State law allows elected officials in the public employee and police pension systems to "retire" but keep working. According to the Star-Ledger, DiVincenzo "retired" just three months before winning an unprecedented third term as county executive.
DiVincenzo has come under fire since the Star-Ledger story Friday because he has argued for pension reform, a position he's taken and allied himself with controversial Republican Gov. Chris Christie. He's also pressured county union employees to accept salary cuts, health benefit cuts and changes to pensions. Some unions called for his resignation over the weekend after news of DiVincenzo collecting his pension and salary surfaced.
DiVincenzo said that any action the county takes, "the buck stops" with him. He said the choice was a family decision, but did not elaborate. He did not say he would stop collecting the pension.
"To Essex County residents and to all the employees here, I want to apologize for what happened this weekend," he said as he paused to collect his thoughts. "I'm sorry that I put us in this position, but … I had to make a family decision."
DiVincenzo said the county will move forward to "make sure we do good things in Essex County."
"The things we have done over the last eight years are memorable.

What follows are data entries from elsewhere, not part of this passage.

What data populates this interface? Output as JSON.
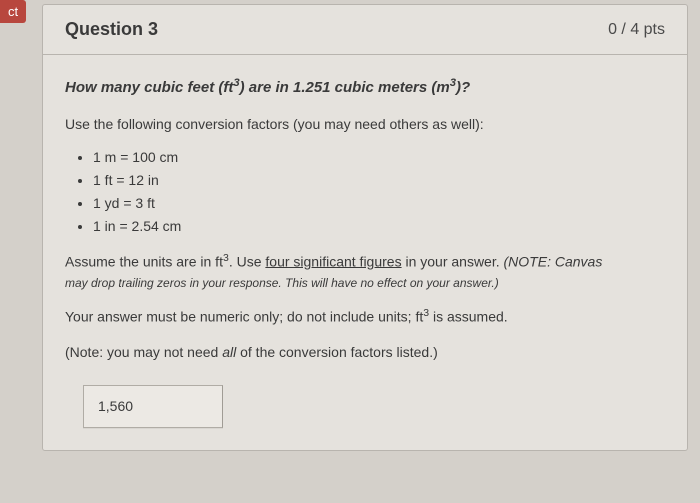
{
  "sideTab": {
    "label": "ct"
  },
  "header": {
    "title": "Question 3",
    "points": "0 / 4 pts"
  },
  "body": {
    "prompt_pre": "How many cubic feet (ft",
    "prompt_exp1": "3",
    "prompt_mid": ") are in 1.251 cubic meters (m",
    "prompt_exp2": "3",
    "prompt_post": ")?",
    "sub": "Use the following conversion factors (you may need others as well):",
    "factors": [
      "1 m = 100 cm",
      "1 ft = 12 in",
      "1 yd = 3 ft",
      "1 in = 2.54 cm"
    ],
    "assume_pre": "Assume the units are in ft",
    "assume_exp": "3",
    "assume_mid": ".  Use ",
    "assume_underlined": "four significant figures",
    "assume_post": " in your answer.  ",
    "assume_note_label": "(NOTE: Canvas",
    "note_small": "may drop trailing zeros in your response.  This will have no effect  on your answer.)",
    "numeric_pre": "Your answer must be numeric only; do not include units; ft",
    "numeric_exp": "3",
    "numeric_post": " is assumed.",
    "may_pre": "(Note: you may not need ",
    "may_italic": "all",
    "may_post": " of the conversion factors listed.)",
    "answer_value": "1,560"
  },
  "colors": {
    "page_bg": "#d4d0ca",
    "card_bg": "#e5e2dd",
    "border": "#b8b4ae",
    "tab_bg": "#b8473e",
    "text": "#3a3a3a"
  }
}
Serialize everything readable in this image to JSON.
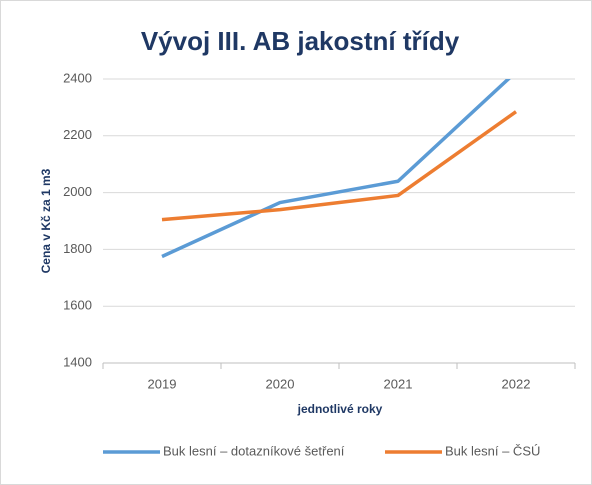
{
  "chart_data": {
    "type": "line",
    "title": "Vývoj III. AB jakostní třídy",
    "y_label": "Cena v Kč za 1 m3",
    "x_label": "jednotlivé roky",
    "categories": [
      "2019",
      "2020",
      "2021",
      "2022"
    ],
    "series": [
      {
        "name": "Buk lesní – dotazníkové šetření",
        "color": "#5b9bd5",
        "values": [
          1775,
          1965,
          2040,
          2425
        ]
      },
      {
        "name": "Buk lesní – ČSÚ",
        "color": "#ed7d31",
        "values": [
          1905,
          1940,
          1990,
          2285
        ]
      }
    ],
    "ylim": [
      1400,
      2400
    ],
    "yticks": [
      1400,
      1600,
      1800,
      2000,
      2200,
      2400
    ],
    "grid": true
  }
}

I give my heart … my soul 24/7 to make this county what it is today. And nothing is going to take that away," he said to a roaring, roughly 25-second applause.
DiVincenzo said he spoke with Gov. Chris Christie and that the governor continues to be his friend, although Christie and other legislators have called for legislation to close the loophole.
"Some people don't like that (he's my friend) — Democrats or Republicans — the governor has been here for 16 months … he's taken on some very serious issues," he said.
DiVincenzo said his relationship with Christie will not get "weaker" because of this, but "stronger."
"When you have someone like me who stands up and is vocal … sometimes it hurts, but Gov. Chris Christie is a friend."